A look at the earliest date in the archive, January 2, 1923, shows 9 stories covering mostly not-so-nice topics including restrictions on Jewish admission to universities in Hungary and Romania, a false blood libel in Poland (the police search house-to-house and found the alleged victim alive), the banning of a Jewish sports club in Poland, banning of private synagogues in the Ukraine, a note of two Jewish leaders elected to the Council of People's Commissaries of Soviet Russia, announced Jewish immigration to Palestine (802 in November 1922), a new pogrom in Kishineff, and a dinner honoring the fifth anniversary of Colonel Ronald Storrs as Governor of Jerusalem.
It should be noted that the JTA covered the Holocaust as no other news wire at the time. It was more willing to detail what was going on in Europe than the mainstream news wires. It also covered in detail the plight of Soviet Jewry and the Jewish involvement in the civil rights movement in the US.
With such weighty topics it is perhaps easy to overlook the fact that the JTA archives also cover the day-to-day details of what was going on in Jewish communities over the years. I've discussed the use of historical newspapers to research one's family before (it's a good article, read it), including pointing to several local Jewish community newspapers that have archives online, but many towns either didn't have local Jewish papers, those papers were not archived, or those archives are not yet available online.
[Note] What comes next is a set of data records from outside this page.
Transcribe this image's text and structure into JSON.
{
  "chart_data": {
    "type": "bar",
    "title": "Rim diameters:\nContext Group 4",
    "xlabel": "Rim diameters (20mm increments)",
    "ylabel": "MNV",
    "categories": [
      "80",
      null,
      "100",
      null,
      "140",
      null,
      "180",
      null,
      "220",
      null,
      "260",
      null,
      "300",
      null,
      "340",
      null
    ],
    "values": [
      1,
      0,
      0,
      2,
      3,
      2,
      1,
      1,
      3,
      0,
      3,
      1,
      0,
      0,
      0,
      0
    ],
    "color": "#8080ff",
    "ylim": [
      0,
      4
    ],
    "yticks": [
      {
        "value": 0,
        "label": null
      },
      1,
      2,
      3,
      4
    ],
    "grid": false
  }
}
The JTA archive fills in part of that gap for people who want to understand what the communities their families lived in were like over the years. These articles will not, of course, have the birth announcements and obituaries of everyone in every community like the local papers, although obituaries of famous Jews are present.
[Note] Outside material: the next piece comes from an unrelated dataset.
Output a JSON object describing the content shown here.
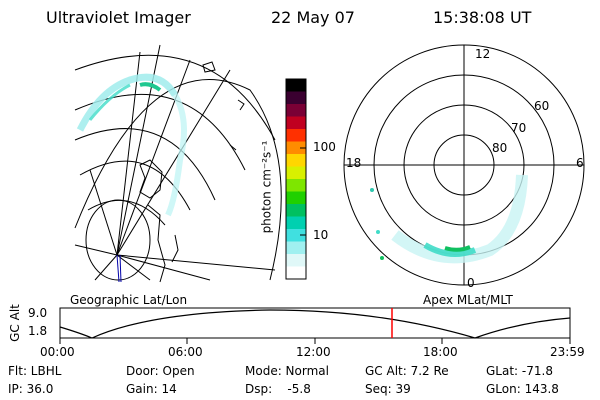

A random sampling of towns shows I searched shows wide coverage, with 145 articles on Savannah, GA, 46 articles mentioning Palo Alto, CA, 46 articles mentioning Knoxville, TN, 22 articles mentioning Tarrytown, NY, and and 180 articles that mention Brookline, MA.
The coverage of communities outside the US is also extensive, with articles on what was going on in communities across Europe as well as detailed coverage of life in Israel even before it was the modern State of Israel. As a sampling, there are over 9000 articles that mention Paris, 10,000 that mention London, 1000 articles that mention Baghdad, 500 that mention Antwerp, 900 that mention Cologne, 1000 that mention Krakow, etc.
As an interesting experiment I searched for the organization whose archive was put online earlier this week, the JDC, and there are over 7000 articles that mention the JDC in the JTA archives. If you wanted a better understanding of what the JDC has done over the years, searching this new JTA archive will give you a detailed look at all the different programs the JDC carried out.
In summary, the JTA Jewish News Archive is a welcome addition to the online resources available to the Jewish researcher, or anyone interested in Jewish history over the past century.